En 1983, en prison Rached Ghannouchi, qui fait partie des musulmans modernes, avait
rédigé un texte à propos de la femme qui comportait un certain nombre de révisions.
Il admettait que sur cette question, les islamistes tunisiens s’étaient positionnés en
réaction à Bourguiba, mais que n’avait permis d’avancer sur la réflexion. Il en est
arrivé à affirmer qu’une femme peut être Chef d’Etat dans un pays musulman. Ce qu’il
justifiait par l’idée qu’il ne s’agit pas le calife des musulmans, mais l’équivalent de l’émir
d’une province musulmane.
Cela restait une évolution de l’intérieur. L’évolution de la pensée des islamistes consiste
à intégrer dans la vision idéologique islamique des éléments de la pensée moderne.
Ce n’est pas une évolution rupture et en affrontement, mais en absorption et en
intégration. C’est une évolution par étapes.
L’implication d’Ennahdha dans le cadre du forum du 18 octobre s’est inscrite dans
ce sillage. Il était représenté par Ali Laarayedh et Zied Doualetli. Même après qu’ils
ont donné leur accord, le parti a mis énormément de temps à valider les textes parce
qu’ils leur posaient des problèmes idéologiques et suscitaient des accords à l’intérieur.

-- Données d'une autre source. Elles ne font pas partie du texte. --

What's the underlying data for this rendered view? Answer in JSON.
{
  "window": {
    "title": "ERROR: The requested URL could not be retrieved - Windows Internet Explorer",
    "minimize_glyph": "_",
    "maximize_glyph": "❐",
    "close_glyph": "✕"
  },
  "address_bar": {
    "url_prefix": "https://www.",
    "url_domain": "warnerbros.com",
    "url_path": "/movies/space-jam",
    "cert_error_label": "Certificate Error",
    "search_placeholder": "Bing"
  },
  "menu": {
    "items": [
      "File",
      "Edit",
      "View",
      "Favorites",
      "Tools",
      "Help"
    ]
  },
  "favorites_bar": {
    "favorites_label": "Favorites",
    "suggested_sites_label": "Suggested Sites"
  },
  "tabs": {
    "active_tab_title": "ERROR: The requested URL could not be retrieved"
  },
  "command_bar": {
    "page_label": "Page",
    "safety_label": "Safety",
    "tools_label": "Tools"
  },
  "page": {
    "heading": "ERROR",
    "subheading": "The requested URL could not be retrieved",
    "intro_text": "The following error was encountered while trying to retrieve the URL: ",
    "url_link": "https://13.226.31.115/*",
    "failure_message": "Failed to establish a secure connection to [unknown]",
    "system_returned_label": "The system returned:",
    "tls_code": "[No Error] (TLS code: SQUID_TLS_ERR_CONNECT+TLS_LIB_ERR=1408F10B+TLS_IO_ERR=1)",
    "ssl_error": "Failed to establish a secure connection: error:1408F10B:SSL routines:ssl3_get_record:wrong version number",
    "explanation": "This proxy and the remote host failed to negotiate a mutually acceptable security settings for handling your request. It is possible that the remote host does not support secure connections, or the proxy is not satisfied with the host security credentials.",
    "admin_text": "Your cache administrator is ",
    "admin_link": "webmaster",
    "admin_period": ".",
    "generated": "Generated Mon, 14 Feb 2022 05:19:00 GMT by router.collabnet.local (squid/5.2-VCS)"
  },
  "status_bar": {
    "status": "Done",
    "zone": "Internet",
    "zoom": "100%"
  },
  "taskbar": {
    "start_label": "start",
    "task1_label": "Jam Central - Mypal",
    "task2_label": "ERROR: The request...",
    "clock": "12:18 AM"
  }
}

Mais au bout du compte, Ennahdha a entériné les accords dans lesquels on trouve
les germes de la Constitution actuelle. Deux déclarations, notamment, traitent de la
liberté de conscience et de l’égalité entre les hommes et les femmes, où ces principes
sont posés dans des termes parfois plus clairs que dans l’actuelle Constitution. C’est
la première fois qu’Ennahhda a affirmé que l’apostasie n’est pas punissable en Islam
(Dans son ouvrage Les libertés publiques dans un Etat islamique, il avait déjà écrit que
cette sanction n’avait jamais été pratiquée du temps du Prophète). L’égalité complète
sans discrimination de sexe est clairement posée. Le 18 octobre a été un moment
d’évolution important, qui a uni la société politique actuelle.

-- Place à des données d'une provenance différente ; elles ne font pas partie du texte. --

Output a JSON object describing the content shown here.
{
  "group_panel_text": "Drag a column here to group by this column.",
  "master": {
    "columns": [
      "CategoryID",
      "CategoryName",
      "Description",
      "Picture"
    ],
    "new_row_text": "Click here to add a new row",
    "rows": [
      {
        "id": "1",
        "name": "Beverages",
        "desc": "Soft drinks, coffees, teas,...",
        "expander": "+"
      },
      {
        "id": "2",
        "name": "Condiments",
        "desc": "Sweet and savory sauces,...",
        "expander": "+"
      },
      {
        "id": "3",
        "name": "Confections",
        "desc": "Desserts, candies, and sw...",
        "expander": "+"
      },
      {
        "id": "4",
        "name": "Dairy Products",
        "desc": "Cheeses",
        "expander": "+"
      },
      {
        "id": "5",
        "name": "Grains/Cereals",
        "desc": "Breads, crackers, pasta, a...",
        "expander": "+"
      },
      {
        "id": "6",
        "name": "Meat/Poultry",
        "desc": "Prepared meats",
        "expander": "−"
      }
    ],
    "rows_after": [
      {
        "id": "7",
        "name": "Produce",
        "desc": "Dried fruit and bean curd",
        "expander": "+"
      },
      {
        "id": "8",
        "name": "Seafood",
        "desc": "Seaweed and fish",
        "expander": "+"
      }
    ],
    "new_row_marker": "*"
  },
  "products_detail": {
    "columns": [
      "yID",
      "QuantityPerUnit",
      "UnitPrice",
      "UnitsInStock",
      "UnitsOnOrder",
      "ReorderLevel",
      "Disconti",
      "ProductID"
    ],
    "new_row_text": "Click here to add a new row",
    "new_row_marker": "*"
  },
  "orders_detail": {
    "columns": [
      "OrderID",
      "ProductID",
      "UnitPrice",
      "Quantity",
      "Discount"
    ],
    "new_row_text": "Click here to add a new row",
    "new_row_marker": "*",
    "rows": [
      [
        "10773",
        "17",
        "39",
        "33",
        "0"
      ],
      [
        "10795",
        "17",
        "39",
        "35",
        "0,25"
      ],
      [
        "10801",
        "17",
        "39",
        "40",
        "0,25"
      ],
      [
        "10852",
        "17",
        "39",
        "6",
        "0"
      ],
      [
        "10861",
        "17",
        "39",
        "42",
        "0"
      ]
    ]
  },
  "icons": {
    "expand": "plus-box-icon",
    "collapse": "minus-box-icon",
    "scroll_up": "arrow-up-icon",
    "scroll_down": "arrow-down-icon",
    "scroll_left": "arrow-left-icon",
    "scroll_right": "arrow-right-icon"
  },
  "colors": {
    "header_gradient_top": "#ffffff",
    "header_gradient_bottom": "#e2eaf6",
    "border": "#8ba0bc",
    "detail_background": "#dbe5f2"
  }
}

L’échec du front politique
Bien qu’il soit arrivé à un accord sur les fondements du projet démocratique, le
Forum n’est pas parvenu à se transformer en front politique, parce que la répression
a démobilisé les acteurs et parce que Ennahdha a connu des divisions profondes sur
l’attitude à adopter vis-à-vis du régime. Une bonne partie de ses cadres appelaient à la
réconciliation, tandis qu’une partie des cadres à l’extérieur, dont Rached Ghannouchi,
étaient hostiles à cet appel au compromis qui profitait de la démoralisation pour
ramener les gens à une réconciliation avec le régime et à ses conditions.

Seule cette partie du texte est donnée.